The bid to ‘re-agrarianise’ growth and poverty reduction in sub-Saharan Africa post 2000, and especially since the Maputo Declaration of 2003, has been driven not only by general concerns about ‘runaway’ urbanisation in the region, but by more specific anxieties around growing youth unemployment in African cities, and crises of urban food security in a context in which around 20% of African imports consist of foodstuffs Given that women are only 15% of rural landholders in SSA, knowing how the drive to revitalise rural economies have affected women and men is a critical part of the analytical jigsaw in which the historic ‘male bias’ in rural-urban migration is changing.

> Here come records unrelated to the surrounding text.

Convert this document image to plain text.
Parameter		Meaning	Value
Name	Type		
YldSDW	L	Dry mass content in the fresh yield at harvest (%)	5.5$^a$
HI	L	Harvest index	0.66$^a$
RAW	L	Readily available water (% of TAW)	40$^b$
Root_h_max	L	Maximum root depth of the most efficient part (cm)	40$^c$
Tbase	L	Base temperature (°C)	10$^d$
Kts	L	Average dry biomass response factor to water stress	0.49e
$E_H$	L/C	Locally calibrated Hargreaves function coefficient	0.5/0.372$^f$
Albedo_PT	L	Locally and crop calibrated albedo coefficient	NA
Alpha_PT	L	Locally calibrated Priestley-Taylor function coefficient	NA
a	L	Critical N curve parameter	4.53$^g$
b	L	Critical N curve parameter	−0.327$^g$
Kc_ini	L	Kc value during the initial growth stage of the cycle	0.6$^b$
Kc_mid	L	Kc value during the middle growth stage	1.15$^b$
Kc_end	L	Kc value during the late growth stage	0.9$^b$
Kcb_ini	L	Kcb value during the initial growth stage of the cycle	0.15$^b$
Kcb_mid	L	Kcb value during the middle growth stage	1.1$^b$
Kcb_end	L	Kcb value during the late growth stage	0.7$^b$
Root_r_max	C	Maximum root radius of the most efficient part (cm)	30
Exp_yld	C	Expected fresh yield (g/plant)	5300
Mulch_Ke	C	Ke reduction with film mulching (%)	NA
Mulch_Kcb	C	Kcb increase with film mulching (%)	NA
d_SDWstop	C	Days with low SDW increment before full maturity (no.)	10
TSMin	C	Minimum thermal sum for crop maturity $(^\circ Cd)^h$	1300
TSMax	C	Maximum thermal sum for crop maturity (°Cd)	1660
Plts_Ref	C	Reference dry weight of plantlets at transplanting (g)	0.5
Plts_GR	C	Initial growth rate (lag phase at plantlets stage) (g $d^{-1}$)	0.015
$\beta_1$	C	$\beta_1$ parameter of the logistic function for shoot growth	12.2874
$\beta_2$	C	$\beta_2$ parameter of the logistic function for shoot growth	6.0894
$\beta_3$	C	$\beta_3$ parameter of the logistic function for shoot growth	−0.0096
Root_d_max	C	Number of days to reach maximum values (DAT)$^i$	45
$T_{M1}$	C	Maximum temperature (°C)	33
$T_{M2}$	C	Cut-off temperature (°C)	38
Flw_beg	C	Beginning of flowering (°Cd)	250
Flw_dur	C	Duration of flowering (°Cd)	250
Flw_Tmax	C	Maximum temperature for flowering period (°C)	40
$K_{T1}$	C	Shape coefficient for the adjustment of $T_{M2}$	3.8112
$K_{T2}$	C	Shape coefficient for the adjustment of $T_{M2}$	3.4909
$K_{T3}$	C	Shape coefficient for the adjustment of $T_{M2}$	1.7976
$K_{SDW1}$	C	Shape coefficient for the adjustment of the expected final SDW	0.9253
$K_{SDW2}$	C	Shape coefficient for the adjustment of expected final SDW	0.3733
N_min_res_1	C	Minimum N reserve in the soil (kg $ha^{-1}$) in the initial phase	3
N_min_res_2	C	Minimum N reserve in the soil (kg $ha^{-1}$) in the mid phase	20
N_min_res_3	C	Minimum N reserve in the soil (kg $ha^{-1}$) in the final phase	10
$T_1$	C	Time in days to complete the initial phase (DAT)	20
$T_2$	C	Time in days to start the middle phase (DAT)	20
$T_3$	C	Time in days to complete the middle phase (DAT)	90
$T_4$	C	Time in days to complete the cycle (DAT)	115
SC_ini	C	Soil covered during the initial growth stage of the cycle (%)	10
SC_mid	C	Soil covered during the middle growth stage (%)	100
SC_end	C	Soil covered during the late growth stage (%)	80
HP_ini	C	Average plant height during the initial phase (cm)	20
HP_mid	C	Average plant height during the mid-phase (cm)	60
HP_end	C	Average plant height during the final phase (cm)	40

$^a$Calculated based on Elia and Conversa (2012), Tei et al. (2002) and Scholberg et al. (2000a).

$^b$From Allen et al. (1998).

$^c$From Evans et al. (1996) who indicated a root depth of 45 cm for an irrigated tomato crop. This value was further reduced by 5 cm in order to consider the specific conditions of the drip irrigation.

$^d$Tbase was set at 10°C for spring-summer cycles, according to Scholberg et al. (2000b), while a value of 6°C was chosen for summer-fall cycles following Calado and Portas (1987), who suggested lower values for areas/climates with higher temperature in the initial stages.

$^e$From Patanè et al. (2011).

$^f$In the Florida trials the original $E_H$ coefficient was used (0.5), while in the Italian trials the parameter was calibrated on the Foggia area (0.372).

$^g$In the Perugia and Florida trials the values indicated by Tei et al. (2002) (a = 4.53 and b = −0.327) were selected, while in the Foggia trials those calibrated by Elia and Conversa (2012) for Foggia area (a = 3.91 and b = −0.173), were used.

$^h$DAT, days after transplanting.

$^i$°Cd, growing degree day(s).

Consonant with the work of Dr Cecilia Tacoli at IIED, that women are increasingly forming part of rural-urban migration streams in SSA, appears to relate strongly to the fact that despite recent policy initiatives, women remain disadvantaged in the rural sector, even where there are minimal differences in the general incomes of male and female-headed households, and where landholding is matrilineal (as it is in some parts of Malawi). Rural decision-making, production and access to policy support, remain a male preserve, and more rural female-headed households than male-headed households have to rely on non-farm income in order to subsist. ‘Off-farm’ diversification of livelihood strategies may not necessarily in themselves ‘empower’ women, but in encouraging new avenues to income-generation, and eventual migration to urban areas might be important steps on the route to shaping the social,economic and demographic character of African cities, and the balance between rural and urban development more generally.